In tonight's episode the scruffy belt in question belongs to an oversized trench coat that Lee's best mate Tim (Tim Vine) has mistakenly picked up from a ­nightclub cloakroom.

"You look like two dwarves with one cinema ticket," Lee tells Tim. ­Unfortunately, the coat isn't his, and neither is the large plastic bag full of cocaine that Tim finds stashed in the pocket.

How to return the drugs to their rightful owner before he comes looking for them is another unlikely problem for the hapless pair - as well as for Tim's ditzy girfriend Daisy (Katy Wix).

It's also the set-up for more of the kind of class A one-liners that make this half hour absolutely whizz past each week.

Jane Simon, The Mirror, 6th January 2011

An hour-long cobbled-together translation of a series of mockumentary webisodes that they posted online this summer, From Boom to Bust tells of the What Not to Wear duo's attempts to regain the limelight. The first 20 minutes are not bad, with Katy Wix giving good support, but the programme soon descends into sweary nonsense. "We used to be huge. We used to be something," opines Trinny in a Marlon Brando moment. Yet the biggest thing about her are those suspiciously plump lips. If the pair were really intent on deriding themselves for laughs, how could they have missed that trick?

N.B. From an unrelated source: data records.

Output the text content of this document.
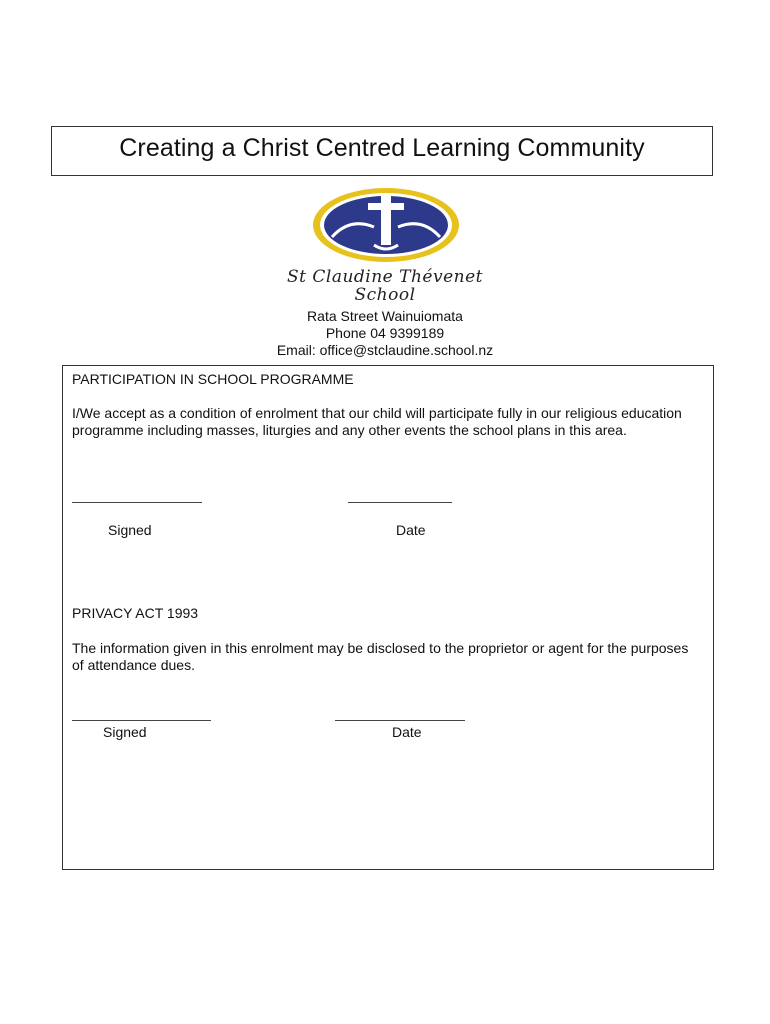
Creating a Christ Centred Learning Community
St Claudine Thévenet
School
Rata Street Wainuiomata
Phone 04 9399189
Email: office@stclaudine.school.nz
PARTICIPATION IN SCHOOL PROGRAMME
I/We accept as a condition of enrolment that our child will participate fully in our religious education programme including masses, liturgies and any other events the school plans in this area.
Signed	Date
PRIVACY ACT 1993
The information given in this enrolment may be disclosed to the proprietor or agent for the purposes of attendance dues.
Signed	Date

Robert Epstein, The Independent, 3rd October 2010

Spoof doc with the now washed-up telly fashion mavens, following them as they try to resuscitate their flagging career. Talking heads with Lulu, Jake Shears and Dr Fox add authenticity. Ditched by their agent ("When I first met them, they were Susannah and Trinny . . .") and out of TV offers, the pair start to peck at each other like irritable vultures. Their acting talent is genuinely surprising and they have superb support from Katy Wix as long-suffering assistant Gemma and Nicholas Burns as ex-agent Leonard. In terms of personality, this is how to look good figuratively naked.

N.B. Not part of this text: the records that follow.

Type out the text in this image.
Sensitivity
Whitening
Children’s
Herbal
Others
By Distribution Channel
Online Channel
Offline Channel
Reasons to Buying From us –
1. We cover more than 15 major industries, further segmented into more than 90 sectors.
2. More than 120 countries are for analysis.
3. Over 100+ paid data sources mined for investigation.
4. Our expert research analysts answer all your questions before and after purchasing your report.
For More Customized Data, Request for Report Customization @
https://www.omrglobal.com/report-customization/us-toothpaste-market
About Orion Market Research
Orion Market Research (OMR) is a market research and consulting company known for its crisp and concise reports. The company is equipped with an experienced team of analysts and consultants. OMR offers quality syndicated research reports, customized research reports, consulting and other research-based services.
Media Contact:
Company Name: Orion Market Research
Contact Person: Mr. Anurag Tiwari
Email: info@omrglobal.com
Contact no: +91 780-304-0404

The Guardian, 30th September 2010

Putting the boob-grabbing former queens of TV on Curb-style mockumentary seems as godawful an idea as Monkey Tennis or Robson Green's Extreme Fishing (which actually happened).

Yet this bizarre, sometimes hilarious show works unexpectedly well, with the pair squabbling and squawking, bemoaning Gok Wan's popularity and plumbing the depths of celebrity endorsement.

Once the high priestesses of makeover TV and initially watchable despite their 'tell-it-like-it-is' rudeness, we find Trinny Woodall and Susannah Constantine attempting to recapture former glories in From Boom to Bust (see what they did there with the title?)

In Thursday's opener, the fashionistas gunned for a return to the limelight in the shape of a Cillit Bang ad only for their decline on the celebrity stock market to torpedo the deal and lose the duo their longstanding agent.

Rent-a-celebs such as Lulu and Dr Fox popped up as talking heads and familiar comedians including Katy Wix (Not Going Out) and Nicholas Burns (Nathan Barley) portrayed Trinny and Susannah's long-suffering staff.

At an hour, it was a little too long to sustain the joke but with teetotal Trin and Chardonnay-quaffing Suze impressively game for self-parody, it might be the vehicle they need to knock Gok off the makeover perch.